Aktualisiert: 5. Nov.
The real reason I went to Mexico was actually to photograph the fauna and flora in freshwater cavern areas far away from the ocean. Here in the jungle, there are colorful cichlids, tooth carp, catfish and tetrasa, all of which we know from our native aquariums, as well as blind cave fish and turtles. But I was drawn to the ocean when I was given the opportunity by a small group of adventurous divers to swim with bull sharks.
On the way to the dive site hardly anyone spoke. We wanted to swim with the stacky sharks without cages or a bait box. Bull sharks are considered one the most dangerous species of sharks, along with tiger sharks and great whites. They top the statistics for shark attack. The well-known shark researcher Dr. Erich Ritter lost a part of his leg due a bull shark attack. It wasn't too late to back down yet.
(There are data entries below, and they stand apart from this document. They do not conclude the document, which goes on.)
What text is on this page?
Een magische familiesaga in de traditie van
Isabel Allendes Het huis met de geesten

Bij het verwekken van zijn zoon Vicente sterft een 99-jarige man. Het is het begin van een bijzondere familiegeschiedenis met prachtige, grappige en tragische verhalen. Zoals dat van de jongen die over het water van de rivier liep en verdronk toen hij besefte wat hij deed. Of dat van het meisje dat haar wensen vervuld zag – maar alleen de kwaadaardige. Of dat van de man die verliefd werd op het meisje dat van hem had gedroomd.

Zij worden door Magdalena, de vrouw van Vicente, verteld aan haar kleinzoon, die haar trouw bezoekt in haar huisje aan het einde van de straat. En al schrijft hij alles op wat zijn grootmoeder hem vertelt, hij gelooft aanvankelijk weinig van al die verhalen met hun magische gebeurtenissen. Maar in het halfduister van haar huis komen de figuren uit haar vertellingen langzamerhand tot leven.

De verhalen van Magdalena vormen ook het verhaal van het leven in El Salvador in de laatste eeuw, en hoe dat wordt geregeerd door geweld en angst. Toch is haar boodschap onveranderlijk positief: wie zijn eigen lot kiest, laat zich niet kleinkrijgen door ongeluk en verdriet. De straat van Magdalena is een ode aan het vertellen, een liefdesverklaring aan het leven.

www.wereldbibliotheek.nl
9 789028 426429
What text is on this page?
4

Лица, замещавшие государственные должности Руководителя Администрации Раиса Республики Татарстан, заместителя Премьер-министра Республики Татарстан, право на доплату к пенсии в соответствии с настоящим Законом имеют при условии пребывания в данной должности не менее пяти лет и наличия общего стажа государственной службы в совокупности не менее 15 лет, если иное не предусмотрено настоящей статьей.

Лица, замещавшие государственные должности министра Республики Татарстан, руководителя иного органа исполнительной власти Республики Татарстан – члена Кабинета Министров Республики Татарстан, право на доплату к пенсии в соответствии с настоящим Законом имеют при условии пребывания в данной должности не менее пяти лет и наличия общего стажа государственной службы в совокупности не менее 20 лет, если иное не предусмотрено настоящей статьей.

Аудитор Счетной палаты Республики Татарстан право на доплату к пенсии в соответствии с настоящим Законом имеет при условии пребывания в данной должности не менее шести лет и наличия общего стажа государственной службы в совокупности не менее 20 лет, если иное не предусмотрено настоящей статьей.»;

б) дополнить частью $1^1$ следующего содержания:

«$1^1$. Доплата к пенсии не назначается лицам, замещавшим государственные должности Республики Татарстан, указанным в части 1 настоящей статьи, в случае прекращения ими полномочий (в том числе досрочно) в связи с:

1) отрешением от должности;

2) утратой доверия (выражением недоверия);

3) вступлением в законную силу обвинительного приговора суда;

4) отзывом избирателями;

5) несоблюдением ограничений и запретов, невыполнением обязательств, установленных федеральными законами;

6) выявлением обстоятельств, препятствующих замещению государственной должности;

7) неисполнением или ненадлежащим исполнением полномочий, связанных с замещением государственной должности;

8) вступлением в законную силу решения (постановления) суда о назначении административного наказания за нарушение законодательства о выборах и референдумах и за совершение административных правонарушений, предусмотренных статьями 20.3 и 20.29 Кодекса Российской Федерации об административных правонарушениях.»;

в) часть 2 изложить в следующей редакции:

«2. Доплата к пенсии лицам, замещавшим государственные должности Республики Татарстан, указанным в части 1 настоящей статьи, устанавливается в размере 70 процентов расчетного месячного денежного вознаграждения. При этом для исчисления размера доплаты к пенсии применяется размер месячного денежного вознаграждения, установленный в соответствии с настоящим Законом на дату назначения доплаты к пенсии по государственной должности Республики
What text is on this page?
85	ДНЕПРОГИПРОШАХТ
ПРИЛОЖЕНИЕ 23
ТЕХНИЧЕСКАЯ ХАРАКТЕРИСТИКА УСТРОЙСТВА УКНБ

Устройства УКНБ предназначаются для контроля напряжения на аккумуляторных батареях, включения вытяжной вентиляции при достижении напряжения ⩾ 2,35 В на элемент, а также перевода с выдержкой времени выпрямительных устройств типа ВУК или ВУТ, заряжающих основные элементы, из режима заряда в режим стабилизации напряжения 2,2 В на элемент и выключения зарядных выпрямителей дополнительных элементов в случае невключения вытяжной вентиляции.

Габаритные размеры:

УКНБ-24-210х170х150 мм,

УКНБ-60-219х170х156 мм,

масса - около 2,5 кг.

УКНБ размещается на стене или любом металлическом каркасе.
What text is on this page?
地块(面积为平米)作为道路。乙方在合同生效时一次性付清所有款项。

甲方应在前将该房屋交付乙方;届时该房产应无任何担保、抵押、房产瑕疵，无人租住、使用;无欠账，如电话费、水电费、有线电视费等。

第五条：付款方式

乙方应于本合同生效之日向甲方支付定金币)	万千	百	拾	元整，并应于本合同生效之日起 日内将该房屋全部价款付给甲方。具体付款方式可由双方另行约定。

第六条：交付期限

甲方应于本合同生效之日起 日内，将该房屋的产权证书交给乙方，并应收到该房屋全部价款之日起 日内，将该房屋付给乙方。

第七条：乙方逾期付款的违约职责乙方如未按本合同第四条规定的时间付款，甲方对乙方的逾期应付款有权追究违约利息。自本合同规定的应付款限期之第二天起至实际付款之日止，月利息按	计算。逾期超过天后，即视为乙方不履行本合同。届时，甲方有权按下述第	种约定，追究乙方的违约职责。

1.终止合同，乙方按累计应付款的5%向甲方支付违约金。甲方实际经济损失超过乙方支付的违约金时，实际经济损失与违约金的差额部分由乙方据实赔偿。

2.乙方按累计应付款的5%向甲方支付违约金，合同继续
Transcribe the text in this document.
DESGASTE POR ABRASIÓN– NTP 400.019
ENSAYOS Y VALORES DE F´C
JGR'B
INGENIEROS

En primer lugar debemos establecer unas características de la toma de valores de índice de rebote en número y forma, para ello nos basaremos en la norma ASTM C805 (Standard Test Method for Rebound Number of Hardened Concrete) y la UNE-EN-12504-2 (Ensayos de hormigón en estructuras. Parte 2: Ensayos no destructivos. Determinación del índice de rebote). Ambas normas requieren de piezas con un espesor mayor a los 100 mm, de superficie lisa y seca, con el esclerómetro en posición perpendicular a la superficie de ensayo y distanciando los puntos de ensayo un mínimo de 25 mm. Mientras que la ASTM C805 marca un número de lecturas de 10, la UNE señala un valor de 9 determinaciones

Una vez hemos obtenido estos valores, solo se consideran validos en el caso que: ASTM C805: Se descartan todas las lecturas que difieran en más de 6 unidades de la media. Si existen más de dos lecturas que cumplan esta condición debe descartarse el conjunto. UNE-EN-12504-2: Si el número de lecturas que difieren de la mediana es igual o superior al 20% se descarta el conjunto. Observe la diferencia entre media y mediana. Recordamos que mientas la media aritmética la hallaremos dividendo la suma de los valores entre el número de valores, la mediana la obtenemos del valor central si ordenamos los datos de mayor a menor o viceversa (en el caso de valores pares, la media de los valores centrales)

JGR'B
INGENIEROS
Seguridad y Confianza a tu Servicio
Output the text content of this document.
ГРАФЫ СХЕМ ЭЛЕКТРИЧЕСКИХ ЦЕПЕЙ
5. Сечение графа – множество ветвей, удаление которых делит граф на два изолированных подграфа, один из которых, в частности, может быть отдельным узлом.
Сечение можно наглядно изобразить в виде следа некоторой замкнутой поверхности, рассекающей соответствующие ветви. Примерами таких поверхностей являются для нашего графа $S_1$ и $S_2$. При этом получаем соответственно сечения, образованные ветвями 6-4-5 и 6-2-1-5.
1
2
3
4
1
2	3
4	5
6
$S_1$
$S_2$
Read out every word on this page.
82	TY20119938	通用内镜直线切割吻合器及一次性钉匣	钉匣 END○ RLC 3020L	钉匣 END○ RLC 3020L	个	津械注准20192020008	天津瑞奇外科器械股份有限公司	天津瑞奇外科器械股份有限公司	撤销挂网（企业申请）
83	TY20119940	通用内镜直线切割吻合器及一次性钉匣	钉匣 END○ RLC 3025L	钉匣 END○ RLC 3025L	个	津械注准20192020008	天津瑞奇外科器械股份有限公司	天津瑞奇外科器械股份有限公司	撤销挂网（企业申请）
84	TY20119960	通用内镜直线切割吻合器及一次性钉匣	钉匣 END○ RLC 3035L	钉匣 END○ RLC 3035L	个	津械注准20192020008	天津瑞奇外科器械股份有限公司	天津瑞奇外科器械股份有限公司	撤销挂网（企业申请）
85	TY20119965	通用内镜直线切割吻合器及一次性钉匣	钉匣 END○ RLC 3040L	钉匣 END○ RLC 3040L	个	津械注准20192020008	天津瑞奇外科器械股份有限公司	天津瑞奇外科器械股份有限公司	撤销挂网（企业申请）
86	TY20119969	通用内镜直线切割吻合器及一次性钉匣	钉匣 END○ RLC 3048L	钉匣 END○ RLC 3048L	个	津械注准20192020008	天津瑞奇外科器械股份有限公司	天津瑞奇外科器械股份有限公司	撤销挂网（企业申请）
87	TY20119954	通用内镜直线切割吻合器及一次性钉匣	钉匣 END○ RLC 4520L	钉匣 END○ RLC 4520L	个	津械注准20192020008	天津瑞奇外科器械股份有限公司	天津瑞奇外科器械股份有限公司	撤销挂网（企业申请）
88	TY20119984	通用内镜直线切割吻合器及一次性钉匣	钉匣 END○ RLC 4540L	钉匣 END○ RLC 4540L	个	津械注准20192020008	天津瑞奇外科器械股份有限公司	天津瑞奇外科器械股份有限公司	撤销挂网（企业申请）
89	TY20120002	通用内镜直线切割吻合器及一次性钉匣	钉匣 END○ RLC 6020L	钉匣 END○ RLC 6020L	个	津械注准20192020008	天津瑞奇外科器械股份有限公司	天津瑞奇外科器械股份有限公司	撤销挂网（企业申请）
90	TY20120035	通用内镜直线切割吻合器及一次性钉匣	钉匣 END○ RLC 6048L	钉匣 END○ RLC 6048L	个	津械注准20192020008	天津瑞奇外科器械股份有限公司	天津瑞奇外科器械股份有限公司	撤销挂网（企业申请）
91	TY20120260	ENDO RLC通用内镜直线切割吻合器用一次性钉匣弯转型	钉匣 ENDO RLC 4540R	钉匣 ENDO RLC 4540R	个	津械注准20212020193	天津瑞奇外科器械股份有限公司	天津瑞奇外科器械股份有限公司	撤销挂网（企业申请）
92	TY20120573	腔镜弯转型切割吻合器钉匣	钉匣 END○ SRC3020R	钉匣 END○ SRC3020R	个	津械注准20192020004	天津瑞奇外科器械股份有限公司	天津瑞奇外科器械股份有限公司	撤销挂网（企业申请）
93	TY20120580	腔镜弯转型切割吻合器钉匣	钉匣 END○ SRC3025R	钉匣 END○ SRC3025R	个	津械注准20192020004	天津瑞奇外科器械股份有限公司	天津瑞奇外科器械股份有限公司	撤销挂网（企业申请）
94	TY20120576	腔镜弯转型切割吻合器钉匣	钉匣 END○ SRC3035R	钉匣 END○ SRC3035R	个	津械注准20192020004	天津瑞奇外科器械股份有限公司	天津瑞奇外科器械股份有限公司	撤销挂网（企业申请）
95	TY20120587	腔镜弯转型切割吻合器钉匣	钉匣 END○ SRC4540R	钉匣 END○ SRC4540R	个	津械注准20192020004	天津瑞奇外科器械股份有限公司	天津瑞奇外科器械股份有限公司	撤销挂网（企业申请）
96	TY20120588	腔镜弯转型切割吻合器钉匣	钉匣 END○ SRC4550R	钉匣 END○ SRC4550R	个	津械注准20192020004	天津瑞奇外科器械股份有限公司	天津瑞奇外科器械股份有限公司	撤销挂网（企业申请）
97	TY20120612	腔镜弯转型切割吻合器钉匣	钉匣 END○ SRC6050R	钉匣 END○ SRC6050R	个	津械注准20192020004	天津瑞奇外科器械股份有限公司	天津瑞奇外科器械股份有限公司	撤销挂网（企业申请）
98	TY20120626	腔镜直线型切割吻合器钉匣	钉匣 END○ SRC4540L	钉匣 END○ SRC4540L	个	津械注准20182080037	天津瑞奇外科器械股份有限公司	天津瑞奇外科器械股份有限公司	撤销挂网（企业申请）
I dropped from the boat backwards into the water. Immediately I looked down and could see already the first sharks circling under the boat. My heart was pounding. They weren't just any little reef sharks, but really big ones. The distance from the surface to the seabed was about 20 meters. I was following our diving guide Geraldine. The 25-year-old Frenchwoman was accompanied by a Mexican guide who was supposed to give us back-up so that we could fully concentrate on the sharks. His job was to make sure that no shark could to sneak on behind us.
The bull sharks swam leisurely and occasionally disappeared in the blue of the sea. There was no need for them to rush down here. That was their territory. Suddenly a "bull" swam right at me. I held still and felt like a rabbit caught in the headlights. My heart was pounding. Once again. The shark slipped right by me. I had the feeling that I could almost stroke him, he had come so close.
I never experienced such spectacular diving encounters as I did here on the Mexican Caribbean coast near Playa del Carmen. It was much more natural than the Great White Shark Diving in South Africa, where I was protected in a cage among fish litter in cold, murky water as I waited for the sharks.
After an hour, our diminishing oxygen supplies forced us to surface.